This is a challenge to test how good you are at doing machine learning on an unknown dataset. The data consists of scrambled image patches that need to be arranged in the correct order.
The training data is an array of dimension (2000, 9, 9, 9) which consists of 2000 samples, each containing 9 patches of size 9x9 pixels. These patches are taken from grayscale images,
with pixel values normalized between 0 and 1. The 9 patches should form a complete 27x27 image when arranged correctly, but they have been randomly shuffled.
The labels are an array of dimension (2000, 9), where each row is a permutation of the numbers 0-8. This permutation tells you where each patch should go in the correct arrangement.
For example, if the first row of labels is [3,1,4,2,0,5,7,6,8], this means that the first patch in the input should go to position 3, the second patch should go to position 1, and so
on. The positions are numbered from left to right, top to bottom (like reading a book).

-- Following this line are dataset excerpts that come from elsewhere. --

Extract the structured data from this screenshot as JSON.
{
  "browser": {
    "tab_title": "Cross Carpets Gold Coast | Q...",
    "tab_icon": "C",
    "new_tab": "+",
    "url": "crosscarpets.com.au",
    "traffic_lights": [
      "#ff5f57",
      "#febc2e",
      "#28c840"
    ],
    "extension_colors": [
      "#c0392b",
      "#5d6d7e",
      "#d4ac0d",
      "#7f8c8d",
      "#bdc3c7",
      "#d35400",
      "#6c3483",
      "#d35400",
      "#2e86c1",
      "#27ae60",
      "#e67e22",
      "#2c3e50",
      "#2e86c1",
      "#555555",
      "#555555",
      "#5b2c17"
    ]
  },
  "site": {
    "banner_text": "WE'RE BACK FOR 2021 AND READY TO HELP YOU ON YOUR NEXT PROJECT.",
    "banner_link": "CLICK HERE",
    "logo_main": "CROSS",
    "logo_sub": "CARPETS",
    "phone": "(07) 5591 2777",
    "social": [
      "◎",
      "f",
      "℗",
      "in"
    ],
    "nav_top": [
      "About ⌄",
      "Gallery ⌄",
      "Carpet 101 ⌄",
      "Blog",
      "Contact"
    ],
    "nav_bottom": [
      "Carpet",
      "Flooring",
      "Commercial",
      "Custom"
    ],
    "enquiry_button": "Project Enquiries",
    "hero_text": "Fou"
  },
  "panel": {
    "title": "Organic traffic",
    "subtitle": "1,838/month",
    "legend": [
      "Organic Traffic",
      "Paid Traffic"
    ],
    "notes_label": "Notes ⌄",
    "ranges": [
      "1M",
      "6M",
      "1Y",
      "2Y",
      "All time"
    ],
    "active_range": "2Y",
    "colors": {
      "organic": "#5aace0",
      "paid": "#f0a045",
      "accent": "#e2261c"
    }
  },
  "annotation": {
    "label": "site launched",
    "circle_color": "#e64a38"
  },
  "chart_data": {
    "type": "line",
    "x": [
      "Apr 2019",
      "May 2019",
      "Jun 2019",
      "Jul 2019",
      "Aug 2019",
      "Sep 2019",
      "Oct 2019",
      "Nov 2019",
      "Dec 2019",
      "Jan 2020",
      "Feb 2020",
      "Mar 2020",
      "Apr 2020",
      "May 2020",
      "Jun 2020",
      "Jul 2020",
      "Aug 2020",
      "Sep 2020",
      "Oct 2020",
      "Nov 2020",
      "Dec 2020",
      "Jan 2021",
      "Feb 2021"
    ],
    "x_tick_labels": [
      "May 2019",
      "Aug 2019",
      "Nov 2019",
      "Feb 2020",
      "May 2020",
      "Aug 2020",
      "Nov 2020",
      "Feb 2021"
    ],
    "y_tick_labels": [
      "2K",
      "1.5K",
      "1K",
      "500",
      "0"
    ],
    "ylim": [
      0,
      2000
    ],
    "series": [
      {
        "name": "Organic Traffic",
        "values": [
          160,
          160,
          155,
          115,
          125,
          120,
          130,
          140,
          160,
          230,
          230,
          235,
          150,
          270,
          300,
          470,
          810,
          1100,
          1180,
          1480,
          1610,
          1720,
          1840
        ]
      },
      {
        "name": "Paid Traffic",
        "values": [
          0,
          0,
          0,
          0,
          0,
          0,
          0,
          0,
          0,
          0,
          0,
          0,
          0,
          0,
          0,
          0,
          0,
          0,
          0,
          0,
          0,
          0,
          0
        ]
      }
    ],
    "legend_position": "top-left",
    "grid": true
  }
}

Your goal is to train a machine learning model that can predict the correct arrangement of patches for each sample in the test set, with 1000 samples. The test set
follows the same distribution as the training set. The model should take in 9 patches of 9x9 pixels each and predict the permutation that would arrange them correctly.
The target metric is the accuracy of the model in predicting the correct permutation for each sample in the test set. Accuracy is defined on the flattened prediction and label arrays
for the test set, and ranges from 0 to 1.
Here is example code showing how to load the data and output predictions:
```python
import torch
import numpy as np
# Set device
device = torch.device('cuda' if torch.cuda.is_available() else 'cpu')
print(f'Using device {device}')
# Load data
train_data = np.load('data/train_data.npy')
train_labels = np.load('data/train_labels.npy').astype(np.int64)
test_data = np.load('data/test_data.npy')
print(f'Training data shape: {train_data.shape}') # (2000, 9, 9, 9)
print(f'Training labels shape: {train_labels.shape}') # (2000, 9)
print(f'Test data shape: {test_data.shape}') # (1000, 9, 9, 9)
# Create dummy predictions (random permutations)
test_preds = np.array([np.random.permutation(9) for _ in range(test_data.shape[0])])
# Save predictions
np.savetxt('results/test_preds.txt', test_preds, fmt='%d')
```
The challenge is to achieve the highest accuracy possible in predicting the correct arrangement of patches.